Exchange-traded funds are becoming a vehicle of choice for investors as they navigate the market amid Russia’s war on Ukraine.

VanEck’s Russian ETF (RSX), the largest Russia-based ETF on the market, is having its worst week on record, down more than 53%. February was the worst month in its history, with the fund losing almost 55% in value.

These losses, while significant, represent an important feature unique to ETFs: the ability to trade even when the underlying assets are impeded, Van Eck Associates CEO Jan van Eck told ETF Edge on Monday. from CNBC.

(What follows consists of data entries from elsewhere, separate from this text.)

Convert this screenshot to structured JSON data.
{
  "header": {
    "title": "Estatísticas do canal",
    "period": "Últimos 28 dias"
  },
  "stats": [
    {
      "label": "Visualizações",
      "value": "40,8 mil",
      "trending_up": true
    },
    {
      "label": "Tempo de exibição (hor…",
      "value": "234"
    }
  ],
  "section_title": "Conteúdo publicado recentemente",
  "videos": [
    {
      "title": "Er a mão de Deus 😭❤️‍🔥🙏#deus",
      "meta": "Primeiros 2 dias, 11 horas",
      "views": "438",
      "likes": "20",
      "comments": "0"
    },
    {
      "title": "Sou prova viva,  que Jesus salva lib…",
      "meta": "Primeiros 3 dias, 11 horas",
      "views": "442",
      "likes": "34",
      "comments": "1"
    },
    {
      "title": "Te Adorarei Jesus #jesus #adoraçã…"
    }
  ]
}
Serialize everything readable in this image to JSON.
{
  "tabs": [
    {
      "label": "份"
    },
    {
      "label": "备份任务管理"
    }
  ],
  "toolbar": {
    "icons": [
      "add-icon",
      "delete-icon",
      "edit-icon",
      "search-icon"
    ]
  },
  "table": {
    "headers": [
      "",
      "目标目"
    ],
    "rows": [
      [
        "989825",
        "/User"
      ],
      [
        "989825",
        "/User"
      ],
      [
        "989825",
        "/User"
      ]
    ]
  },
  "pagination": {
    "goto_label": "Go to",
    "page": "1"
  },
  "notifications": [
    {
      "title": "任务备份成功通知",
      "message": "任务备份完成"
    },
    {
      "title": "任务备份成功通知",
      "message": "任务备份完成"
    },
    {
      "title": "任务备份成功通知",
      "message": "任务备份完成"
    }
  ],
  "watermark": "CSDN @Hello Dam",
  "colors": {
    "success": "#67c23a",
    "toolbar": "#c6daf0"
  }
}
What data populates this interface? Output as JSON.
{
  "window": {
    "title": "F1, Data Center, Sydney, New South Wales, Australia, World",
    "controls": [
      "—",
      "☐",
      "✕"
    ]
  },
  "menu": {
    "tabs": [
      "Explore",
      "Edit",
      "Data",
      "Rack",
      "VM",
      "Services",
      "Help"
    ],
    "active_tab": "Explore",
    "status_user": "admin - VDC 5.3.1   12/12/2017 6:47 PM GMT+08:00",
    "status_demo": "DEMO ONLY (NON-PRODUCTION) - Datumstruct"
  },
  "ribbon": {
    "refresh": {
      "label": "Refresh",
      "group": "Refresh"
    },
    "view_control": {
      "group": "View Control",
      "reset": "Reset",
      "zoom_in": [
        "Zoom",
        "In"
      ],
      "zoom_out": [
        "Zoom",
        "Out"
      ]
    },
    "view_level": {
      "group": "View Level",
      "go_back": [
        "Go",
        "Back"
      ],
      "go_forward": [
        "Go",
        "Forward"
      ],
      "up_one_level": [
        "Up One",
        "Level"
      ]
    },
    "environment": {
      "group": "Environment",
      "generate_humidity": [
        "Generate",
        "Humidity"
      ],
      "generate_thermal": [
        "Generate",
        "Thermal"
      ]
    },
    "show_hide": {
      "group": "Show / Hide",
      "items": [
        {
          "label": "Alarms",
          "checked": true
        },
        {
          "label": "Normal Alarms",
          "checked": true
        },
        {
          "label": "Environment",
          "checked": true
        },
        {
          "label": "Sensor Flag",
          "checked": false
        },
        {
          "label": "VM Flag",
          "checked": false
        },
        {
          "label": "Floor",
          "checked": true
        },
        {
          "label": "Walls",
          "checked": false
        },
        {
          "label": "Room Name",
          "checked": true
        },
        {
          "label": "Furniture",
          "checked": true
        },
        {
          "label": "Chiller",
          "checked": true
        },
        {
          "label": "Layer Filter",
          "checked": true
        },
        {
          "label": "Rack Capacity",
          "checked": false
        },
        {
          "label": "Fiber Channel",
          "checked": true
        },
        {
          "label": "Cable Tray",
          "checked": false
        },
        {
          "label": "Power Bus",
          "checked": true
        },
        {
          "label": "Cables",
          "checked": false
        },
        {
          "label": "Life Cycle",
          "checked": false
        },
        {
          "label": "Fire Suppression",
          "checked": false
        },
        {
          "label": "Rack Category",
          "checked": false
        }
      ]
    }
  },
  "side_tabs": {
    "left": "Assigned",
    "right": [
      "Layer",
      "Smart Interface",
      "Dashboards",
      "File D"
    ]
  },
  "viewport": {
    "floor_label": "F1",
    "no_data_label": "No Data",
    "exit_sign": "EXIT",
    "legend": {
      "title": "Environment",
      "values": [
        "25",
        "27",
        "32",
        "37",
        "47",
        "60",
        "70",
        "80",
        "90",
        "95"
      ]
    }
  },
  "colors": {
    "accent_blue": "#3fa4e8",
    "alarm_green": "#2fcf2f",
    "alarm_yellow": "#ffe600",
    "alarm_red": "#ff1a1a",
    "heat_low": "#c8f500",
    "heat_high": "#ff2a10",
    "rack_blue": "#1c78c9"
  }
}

About 75% of RSX’s holdings are ADRs – US certificates of deposit, essentially proxies for foreign companies listed in the US – or GDRs, global certificates of deposit, proxies for listed names across international,” van Eck said.

Only around 11% of the ETF’s assets are invested in local Russian stocks, followed by 7% in US-listed stocks and 7% in London-listed stocks, he said.

This dispersion allows the ETF to serve as a pricing mechanism while the Russian market remains inaccessible to global investors, the CEO said.

“The real dividing line is the financial companies. Some banks have been hit with sanctions,” van Eck said.

“But the energy companies are still doing business. And frankly, Europe needs Russian gas, and if they want to use it, they have to pay for it,” he said. “As long as this continues, these ETFs should for the most part perform successfully in the market.”

RSX’s closest competitor is the iShares MSCI Russia ETF (ERUS), which is down nearly 57% so far this week.

Even so, RSX is trading at higher volume than ever before, CFRA Research’s Todd Rosenbluth said in the same interview.

Overall, ETF volumes nearly doubled their historical 20-day average when Russia first invaded Ukraine on Feb. 24, according to State Street Global Advisors.

“We’ve seen time and time again that when the market goes wild, investors turn to ETFs as the vehicle of choice,” said Rosenbluth, senior director of ETF and mutual fund research at his firm.

“You can get out when you want, you can get in when you want, unlike other markets or other vehicles, which is why we continue to see record entries into the ETF market,” he said. declared.